There has been little technical innovation in the milling process during the last three decades. Additions to machinery, done on an ad hoc basis as finances permit, are made without consideration to the overall layout of the mill and its efficient operation. Many basic technological inefficiencies - most of which could be quite easily corrected - are apparent. The main problems are excessive, continuous pumping of river water and incomplete extraction of starch from the pith. Wire sieves are too coarse and cause a high fibre content in the finished product. Excessive starch loss in overflow water from sedimentation tanks, the loss of "dead" crude starch, and loss of flour during drying by wind and through poor covering of the drying floor are also correctable problems.

These factors result in a low quality product, with spot samples having up to 20 per cent moisture content, 62-82 per cent pure starch, 0.1-0.9 per cent ash, and 1.3-18 per cent fibre. This is unacceptable compared with the starch trade's usual requirement of 14 per cent or less moisture content. The cumulative losses to the traditional industry through inefficiencies in organization, technology and mill layout are considerable 21 On the average, mills in the main producing areas operate at only 65 per cent of present mechanical capacity with no saving on fuel consumption 22 Nevertheless, the combined employment potential of the small, traditional, labour intensive mills is considerable.
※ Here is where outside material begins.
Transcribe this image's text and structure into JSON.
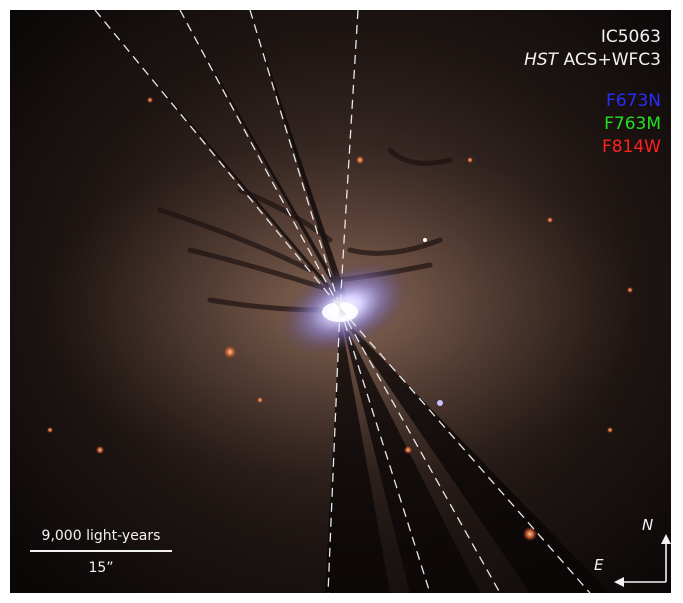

In 1975, 65 small mills employed some 620 full-time workers and their families,23 and any scheme to upgrade mill operations and technology should not significantly upset their capacity to generate employment.

The traditional sago industry in Sarawak is also beset by a series of market imperfections. Three levels are involved: owners of palm gardens, millers, and buyer-exporters.

Owners of palm gardens enjoy a relatively competitive market for logs and are not heavily subject to monopsony, as they generally operate at a subsistence level, can defer the harvest of palms for one to two years from the start of inflorescence formation, and have many millers competing to purchase their palms. A symbiotic relationship prevails between owners of sago lands and millers.

Mill owners bear the brunt of reconciling sago production and the supply of palm logs and products with the requirements of the external market. They operate under the pressure of having to ensure an adequate supply of logs from basically subsistent palm garden owners to meet, often at short notice, the demand for sago flour from an unreliable external market. Running what are basically family operations, millers are in a fairly precarious financial position, generally unable to improve their mill and indebted to the buyer-exporter. Their weak position is exacerbated by credit requirements and obligations; lack of external market and price information; and the lack of standard grading and pricing criteria. When quality specifications are not met, discounted prices are passed on to the millers, who must also absorb the uncertainties of price and demand.

The position of the buyer-exporters is potentially monopsonistic owing to their small number, particularism in trading, and greater access to and control of supporting services and credit and external contacts and market information. Where the buyer-exporter has an interest in milling and thus there exists some degree of vertical integration, a better quality product results. But generally, "the objectives of local millers and exporters diverge, each typically out for quick returns from least capital outlay, neglecting standards of manufacture and turning out a crudely processed product, often adulterated and of poor repute in a competitive international market where potato, corn and tapioca starches vie for dependability of quality and supply" 25 Trading in a number of commodities, the buyer-exporter of sago flour functions more as a neutral market intermediary rather than a seller of sago flour committed to the development of the industry. Accepting whatever grade of sago the miller supplies, the exporter safeguards himself by taking the margin and passing back fluctuations in price and demand to the miller. Exporters profess only a vague understanding of external needs and uses for sago. A poor quality product, inadequate market information and general passivity are the major constraints on the growth of the Sarawak sago industry.